With explosions rocking Iranian nuclear facilities and the Islamist hold on Egypt tightening, the Euro under continued assault and U.S. GDP numbers marked down from the last quarter, the backdrop for the Iowa caucuses and the New Hampshire primary could hardly be more foreboding.
We have assumed though the entire year that the economy will dominate the election, and while it almost certainly will be a part of every debate and every day’s news cycle, the unbroken chain of ominous developments abroad should lend the proceedings in Iowa and New Hampshire a deep seriousness. The country simply cannot afford another four years of a feckless, absentee presidency built on Alinskyite economic absurdities at home and appeasement abroad.

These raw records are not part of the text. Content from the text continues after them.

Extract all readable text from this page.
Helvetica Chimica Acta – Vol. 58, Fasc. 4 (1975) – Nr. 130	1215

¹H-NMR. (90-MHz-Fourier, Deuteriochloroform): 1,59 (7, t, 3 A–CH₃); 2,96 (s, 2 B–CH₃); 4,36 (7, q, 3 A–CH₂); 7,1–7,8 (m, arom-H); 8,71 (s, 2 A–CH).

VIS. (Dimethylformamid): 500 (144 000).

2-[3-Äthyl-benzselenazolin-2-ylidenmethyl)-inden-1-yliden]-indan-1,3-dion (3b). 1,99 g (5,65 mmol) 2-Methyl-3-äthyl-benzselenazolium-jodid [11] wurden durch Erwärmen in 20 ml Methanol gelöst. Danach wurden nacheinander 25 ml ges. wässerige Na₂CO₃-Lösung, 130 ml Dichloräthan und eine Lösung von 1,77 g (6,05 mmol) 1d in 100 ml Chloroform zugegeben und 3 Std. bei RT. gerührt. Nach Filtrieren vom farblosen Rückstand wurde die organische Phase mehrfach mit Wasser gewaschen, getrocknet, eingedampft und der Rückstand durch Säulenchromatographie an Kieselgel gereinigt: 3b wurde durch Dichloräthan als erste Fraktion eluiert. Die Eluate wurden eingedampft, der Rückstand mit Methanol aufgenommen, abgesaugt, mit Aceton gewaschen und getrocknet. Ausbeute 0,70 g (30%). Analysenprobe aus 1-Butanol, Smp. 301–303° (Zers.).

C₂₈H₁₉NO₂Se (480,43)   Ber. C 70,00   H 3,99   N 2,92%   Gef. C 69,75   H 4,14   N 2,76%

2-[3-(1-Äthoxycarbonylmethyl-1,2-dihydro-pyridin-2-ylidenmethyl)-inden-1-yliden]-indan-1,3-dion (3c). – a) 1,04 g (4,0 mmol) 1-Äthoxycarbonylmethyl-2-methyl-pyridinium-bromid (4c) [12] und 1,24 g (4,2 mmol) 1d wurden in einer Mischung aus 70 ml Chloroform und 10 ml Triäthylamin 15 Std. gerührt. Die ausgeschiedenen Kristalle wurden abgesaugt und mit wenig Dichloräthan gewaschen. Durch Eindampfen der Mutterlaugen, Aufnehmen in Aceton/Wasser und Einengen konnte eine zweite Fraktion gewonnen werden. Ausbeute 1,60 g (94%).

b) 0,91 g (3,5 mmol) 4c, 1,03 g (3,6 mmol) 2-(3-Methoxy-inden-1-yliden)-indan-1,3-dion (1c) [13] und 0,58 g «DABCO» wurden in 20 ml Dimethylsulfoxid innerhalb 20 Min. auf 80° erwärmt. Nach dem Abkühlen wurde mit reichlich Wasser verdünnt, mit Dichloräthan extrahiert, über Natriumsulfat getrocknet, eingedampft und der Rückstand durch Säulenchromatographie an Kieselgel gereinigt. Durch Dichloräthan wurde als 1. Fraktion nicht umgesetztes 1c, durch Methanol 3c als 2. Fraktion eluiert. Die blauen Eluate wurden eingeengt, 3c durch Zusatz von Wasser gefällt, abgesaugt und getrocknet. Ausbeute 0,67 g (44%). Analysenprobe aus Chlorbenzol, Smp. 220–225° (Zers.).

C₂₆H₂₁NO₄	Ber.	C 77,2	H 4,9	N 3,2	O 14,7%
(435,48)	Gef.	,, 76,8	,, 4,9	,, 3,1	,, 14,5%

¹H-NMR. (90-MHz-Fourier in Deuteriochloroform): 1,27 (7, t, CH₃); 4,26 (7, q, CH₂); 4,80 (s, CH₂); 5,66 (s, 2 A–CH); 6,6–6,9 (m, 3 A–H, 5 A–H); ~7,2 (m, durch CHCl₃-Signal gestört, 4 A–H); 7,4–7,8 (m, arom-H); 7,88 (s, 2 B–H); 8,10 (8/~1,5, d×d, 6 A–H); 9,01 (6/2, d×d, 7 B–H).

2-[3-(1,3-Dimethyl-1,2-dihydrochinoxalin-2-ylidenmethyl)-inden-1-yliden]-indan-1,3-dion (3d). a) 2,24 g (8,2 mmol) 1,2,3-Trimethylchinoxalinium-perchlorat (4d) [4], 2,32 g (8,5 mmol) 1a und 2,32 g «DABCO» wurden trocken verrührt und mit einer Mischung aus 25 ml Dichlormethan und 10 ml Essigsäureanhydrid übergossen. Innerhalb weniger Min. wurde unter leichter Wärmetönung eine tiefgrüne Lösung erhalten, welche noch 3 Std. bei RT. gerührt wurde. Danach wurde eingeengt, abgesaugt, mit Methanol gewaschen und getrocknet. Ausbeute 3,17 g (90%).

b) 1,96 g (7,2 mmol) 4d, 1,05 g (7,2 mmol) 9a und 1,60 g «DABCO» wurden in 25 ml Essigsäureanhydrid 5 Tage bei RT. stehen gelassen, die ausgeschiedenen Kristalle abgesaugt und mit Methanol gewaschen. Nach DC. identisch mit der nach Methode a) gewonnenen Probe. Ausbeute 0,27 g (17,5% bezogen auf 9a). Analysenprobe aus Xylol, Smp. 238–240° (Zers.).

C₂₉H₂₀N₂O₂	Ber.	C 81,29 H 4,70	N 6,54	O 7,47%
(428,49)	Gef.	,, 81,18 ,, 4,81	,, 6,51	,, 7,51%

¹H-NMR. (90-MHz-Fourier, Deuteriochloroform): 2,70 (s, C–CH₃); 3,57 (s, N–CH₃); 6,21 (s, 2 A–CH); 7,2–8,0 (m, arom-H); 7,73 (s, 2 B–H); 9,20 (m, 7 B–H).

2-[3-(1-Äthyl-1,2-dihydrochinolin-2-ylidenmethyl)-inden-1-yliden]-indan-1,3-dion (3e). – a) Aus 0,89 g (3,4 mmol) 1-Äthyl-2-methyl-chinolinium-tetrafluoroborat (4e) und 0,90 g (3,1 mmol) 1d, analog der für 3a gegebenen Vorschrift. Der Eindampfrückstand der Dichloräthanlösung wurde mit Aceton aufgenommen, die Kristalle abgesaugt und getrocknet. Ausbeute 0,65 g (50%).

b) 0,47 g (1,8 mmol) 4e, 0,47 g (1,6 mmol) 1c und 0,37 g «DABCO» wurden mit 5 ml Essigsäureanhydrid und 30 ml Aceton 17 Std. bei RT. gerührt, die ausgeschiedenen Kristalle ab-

Which is why when Jim Geraghty, National Review’s highly respected political reporter, expresses doubt about Newt’s past positions, or Mark Steyn does the same on my show or Rush’s, or Charles Krauthammer voices concern over Newt’s “deological heresies,” and the fact that over a long career Newt’s “had a lot of ideas, and some of them are rather heretical,” then you have three of the most influential conservative commentators in the country saying essentially the same, important thing which has to be part of the debate over the next month: Electability will be an issue fro Newt.

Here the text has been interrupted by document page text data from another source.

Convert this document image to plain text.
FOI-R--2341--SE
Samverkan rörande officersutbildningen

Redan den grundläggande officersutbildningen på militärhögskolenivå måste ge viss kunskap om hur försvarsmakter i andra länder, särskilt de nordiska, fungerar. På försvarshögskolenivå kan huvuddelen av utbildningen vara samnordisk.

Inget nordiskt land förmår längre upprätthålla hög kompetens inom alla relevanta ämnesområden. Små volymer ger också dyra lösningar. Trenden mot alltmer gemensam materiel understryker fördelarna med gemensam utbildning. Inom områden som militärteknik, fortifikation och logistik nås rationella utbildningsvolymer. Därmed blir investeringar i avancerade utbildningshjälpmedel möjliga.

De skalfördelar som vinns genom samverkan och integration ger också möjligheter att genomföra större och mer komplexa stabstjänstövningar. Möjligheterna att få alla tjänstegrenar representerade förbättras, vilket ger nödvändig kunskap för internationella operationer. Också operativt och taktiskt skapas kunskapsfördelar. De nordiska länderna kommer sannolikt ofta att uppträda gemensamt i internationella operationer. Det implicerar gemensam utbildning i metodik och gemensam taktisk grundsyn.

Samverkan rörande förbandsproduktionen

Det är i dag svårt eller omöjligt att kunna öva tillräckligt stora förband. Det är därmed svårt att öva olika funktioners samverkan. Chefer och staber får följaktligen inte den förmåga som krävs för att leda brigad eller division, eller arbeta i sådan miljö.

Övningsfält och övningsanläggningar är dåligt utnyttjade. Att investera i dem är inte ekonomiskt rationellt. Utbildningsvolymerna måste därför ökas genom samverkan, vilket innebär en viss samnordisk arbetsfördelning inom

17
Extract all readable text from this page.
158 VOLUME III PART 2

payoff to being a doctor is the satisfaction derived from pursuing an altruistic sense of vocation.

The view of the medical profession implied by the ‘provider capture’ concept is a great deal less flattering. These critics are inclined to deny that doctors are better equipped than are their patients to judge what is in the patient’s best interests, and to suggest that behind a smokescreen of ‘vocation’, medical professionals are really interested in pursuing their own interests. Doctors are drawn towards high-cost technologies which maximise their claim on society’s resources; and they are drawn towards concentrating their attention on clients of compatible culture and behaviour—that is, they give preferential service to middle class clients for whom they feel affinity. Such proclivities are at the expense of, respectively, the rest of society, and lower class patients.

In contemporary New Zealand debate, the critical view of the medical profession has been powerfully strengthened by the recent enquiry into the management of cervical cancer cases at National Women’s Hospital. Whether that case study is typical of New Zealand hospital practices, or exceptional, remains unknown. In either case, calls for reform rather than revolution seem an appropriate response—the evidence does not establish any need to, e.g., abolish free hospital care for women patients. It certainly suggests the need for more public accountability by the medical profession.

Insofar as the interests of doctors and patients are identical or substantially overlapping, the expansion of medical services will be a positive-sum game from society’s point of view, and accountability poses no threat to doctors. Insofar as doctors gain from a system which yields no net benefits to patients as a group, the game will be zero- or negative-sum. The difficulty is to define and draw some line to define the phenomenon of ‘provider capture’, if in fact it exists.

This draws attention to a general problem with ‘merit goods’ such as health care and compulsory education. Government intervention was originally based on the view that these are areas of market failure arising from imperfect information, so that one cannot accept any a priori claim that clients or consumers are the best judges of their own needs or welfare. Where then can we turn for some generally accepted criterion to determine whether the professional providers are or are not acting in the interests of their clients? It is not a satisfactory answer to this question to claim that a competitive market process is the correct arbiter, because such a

It will be an issue for the reasons I discussed with the former Speaker on Tuesday: The Chicago gang will relentlessly probe and exploit Newt’s long record of statements and actions, package them and present them as a fusillade of attacks from every direction. If Newt is the nominee, expect an ad concerning the $1.6 million or $1.8 million he received from Freddie Mac to air four times hourly on every station, to see grainy black-and-white photos of him opposite foreclosure signs, and the deepest voice you know predicting Madoff in the White House.
And that’s the gentle stuff.
“Are you tough enough, and can anyone survive that?” I asked Newt Tuesday, and he assured the audience that he had a strategy for doing just that, but two minutes earlier he had volunteered that “I had 83 ethics charges filed against me in the 1990s, none of which were accurate, but just in an effort to throw enough mud,” and I have since been thinking that each and every one of those charges will be exhumed and recovered, probably on a Superpac-sponsored blog with a daily update beginning 83 days before the November vote and supporting television and radio buys to boot.
Which is a long way of saying that the best thing that can happen to Newt right now is that the conservative media vet him and do so with great vigor, anticipating every charge and debating every past apostasy and failing. Newt’s personal story, marriage to Callista and his conversion are powerful walls against his past poor judgments in his life, but they serve not as all to answer Steyn’s charge that Newt “hops and skips like a giddy frog across lily pads across the pond, from one, little, itsy-bitsy novelty idea to another, not awfully well thought out.”
“And when I look at some of the things he’s managed to sign onto over the last fifteen years, I find that very worrying,” Steyn offered, before doubling down: “The idea of Newt as the Republican presidential candidate is, I have to say, extremely dismaying to me.”
I got email last night denouncing Mark Steyn, just as Geraghty got such mail yesterday and I get such email every day –most of it from the anti-Romney fringe who have been serially outraged at journalists covering the serial collapses of the previous anti-Romneys, correspondents who vastly overestimate the influence of the center-right chattering class. Romney’s base network of support –his rock-solid 25%– has been built over years and is holding together and Romney will thus either put the nomination away early or answer the bell for the next thirteen rounds after Iowa and New Hampshire. A extended, vitriolic Newt v. Mitt debate between the two camps will be great for talk radio and cable television, but exhausting, expensive and exhilarating for the Chicago gang.
Which has to be on the mind of ever senior GOP leader surveying the field right now. On yesterday’s show three GOP governors –John Kasich of Ohio, Rick Scott of Florida and Richard Bentley of Alabama– declined to endorse though it became obvious that Scott will do so before Florida votes at the end of January. Will Paul Ryan, Marco Rubio, Jim DeMint and all the other thus-far-uncommitted leaders of the conservative movement stand by without declaring for either Mitt or Newt as the most important election the country has faced since 1980 looms?
That is hard to imagine, so it is very hard to imagine that the biggest surprises of a very surprising preseason are finsihed.